Ocular Surface Alterations and Topical Antiglaucomatous Therapy: A Review
Alessandro G Actis*, Teresa Rolle
Identifiers and Pagination:Year: 2014
First Page: 67
Last Page: 72
Publisher ID: TOOPHTJ-8-67
Article History:Received Date: 18/8/2014
Revision Received Date: 2/9/2014
Acceptance Date: 2/9/2014
Electronic publication date: 3 /10/2014
Collection year: 2014
open-access license: This is an open access article licensed under the terms of the Creative Commons Attribution Non-Commercial License (http://creativecommons.org/licenses/by-nc/3.0/) which permits unrestricted, non-commercial use, distribution and reproduction in any medium, provided the work is properly cited.

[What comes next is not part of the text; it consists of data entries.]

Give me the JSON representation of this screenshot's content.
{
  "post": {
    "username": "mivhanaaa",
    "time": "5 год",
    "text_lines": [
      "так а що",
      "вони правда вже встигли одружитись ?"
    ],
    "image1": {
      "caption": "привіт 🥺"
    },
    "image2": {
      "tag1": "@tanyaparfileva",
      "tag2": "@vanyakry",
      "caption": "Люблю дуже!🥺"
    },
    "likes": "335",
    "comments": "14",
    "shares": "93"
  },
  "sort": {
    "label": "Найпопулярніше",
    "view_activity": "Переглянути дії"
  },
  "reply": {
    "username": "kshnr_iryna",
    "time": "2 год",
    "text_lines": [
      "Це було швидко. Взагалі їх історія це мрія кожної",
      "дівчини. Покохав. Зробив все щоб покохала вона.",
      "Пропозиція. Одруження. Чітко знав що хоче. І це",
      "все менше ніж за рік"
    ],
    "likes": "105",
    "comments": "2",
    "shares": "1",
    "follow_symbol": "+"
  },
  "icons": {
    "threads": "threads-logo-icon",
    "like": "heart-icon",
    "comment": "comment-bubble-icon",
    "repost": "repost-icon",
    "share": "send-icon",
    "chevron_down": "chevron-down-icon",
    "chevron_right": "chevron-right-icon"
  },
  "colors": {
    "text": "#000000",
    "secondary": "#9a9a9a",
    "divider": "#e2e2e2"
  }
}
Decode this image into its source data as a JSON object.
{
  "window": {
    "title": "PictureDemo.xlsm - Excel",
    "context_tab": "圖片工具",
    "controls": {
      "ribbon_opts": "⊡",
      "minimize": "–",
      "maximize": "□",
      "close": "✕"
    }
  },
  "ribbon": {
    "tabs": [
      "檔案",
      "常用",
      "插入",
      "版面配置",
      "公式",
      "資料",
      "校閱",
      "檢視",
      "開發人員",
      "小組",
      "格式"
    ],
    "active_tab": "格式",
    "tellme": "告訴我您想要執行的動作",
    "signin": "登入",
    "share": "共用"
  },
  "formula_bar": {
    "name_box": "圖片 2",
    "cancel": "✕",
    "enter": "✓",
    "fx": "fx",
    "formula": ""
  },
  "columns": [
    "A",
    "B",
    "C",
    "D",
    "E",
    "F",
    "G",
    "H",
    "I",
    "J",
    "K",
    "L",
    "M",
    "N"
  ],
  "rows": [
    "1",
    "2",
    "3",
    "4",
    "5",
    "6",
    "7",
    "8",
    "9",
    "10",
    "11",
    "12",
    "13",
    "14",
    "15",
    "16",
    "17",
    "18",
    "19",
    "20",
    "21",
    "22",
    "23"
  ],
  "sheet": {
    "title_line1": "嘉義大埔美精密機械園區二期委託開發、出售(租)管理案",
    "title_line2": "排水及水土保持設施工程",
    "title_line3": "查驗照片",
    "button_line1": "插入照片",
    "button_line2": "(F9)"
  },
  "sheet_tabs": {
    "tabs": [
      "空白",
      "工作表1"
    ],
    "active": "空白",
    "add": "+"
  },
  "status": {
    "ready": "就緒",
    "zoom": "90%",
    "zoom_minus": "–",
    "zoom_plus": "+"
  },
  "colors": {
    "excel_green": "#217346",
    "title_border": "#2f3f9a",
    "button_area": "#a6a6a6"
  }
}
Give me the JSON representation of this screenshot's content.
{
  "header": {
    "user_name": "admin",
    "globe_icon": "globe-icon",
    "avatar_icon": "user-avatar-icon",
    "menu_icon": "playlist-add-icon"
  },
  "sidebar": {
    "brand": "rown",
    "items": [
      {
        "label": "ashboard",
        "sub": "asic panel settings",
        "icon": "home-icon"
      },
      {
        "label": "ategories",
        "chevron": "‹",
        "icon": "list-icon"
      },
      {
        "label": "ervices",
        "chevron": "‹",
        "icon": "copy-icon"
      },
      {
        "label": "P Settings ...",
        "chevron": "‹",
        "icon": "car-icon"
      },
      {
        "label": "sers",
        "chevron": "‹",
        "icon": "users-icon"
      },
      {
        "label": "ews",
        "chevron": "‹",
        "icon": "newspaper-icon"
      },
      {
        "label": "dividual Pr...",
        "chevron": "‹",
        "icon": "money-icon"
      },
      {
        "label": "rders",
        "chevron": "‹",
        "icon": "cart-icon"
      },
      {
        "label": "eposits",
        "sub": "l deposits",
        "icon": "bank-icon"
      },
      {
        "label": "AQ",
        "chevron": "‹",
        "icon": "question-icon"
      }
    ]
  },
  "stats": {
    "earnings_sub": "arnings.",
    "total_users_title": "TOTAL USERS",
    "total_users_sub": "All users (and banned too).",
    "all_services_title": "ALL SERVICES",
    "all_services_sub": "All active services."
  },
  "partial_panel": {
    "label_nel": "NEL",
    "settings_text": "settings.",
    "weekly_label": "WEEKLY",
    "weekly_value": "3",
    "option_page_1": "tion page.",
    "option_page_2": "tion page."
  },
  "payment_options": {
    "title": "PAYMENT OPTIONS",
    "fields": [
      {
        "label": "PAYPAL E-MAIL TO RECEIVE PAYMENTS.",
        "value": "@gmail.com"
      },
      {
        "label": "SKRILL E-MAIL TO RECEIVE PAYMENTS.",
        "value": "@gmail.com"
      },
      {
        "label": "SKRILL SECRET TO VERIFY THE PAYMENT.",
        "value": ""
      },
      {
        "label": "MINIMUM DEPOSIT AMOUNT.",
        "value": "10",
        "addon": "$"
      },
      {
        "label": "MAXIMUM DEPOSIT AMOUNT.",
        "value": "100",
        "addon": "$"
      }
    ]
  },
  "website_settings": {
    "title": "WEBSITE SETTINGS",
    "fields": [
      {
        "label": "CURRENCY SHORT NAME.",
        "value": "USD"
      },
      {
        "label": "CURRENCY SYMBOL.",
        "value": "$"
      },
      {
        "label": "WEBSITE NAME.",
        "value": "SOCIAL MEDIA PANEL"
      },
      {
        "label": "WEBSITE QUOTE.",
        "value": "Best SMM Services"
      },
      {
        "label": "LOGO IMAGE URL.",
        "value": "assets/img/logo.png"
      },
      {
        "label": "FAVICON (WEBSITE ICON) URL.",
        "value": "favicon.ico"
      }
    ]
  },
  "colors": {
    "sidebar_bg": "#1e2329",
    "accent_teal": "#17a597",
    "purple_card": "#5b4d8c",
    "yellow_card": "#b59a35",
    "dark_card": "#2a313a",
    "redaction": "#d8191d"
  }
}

Ocular Surface Disease (OSD) is prevalent among medically treated patients with glaucoma. This is basically related to three key-points: OSD and glaucoma are both prevalent in elderly and are common comorbidities in the same patient; the role of the active ingredient of the medical antiglaucomatous therapy; the role of the preservative agent of this medical therapy.
Considering the actual state of literature we can state that the active glaucoma agent have a role in OSD, but the main cause seems to be the preservative agent, in particular referring to benzalkonium chloride, BAK.
In the clinical evaluation of dry eye patients there is no actually established gold standard. Since the ocular surface injury not only causes dry eye, red eye, eye itching, photophobia and other discomforts, but also increases the risk of failure of glaucoma surgery in patients, it becomes fundamental a complete and good clinical evaluation of OSD (considering Schirmer’s test, tear breakup time, corneal and conjunctival staining) together with a good evaluation of patients’ quality of life (with validated questionnaires).
Development of complex preparations, preservative-free and/or novel preservative preparations for glaucoma therapy could provide a promising approach in the prevention of ocular surface injuries.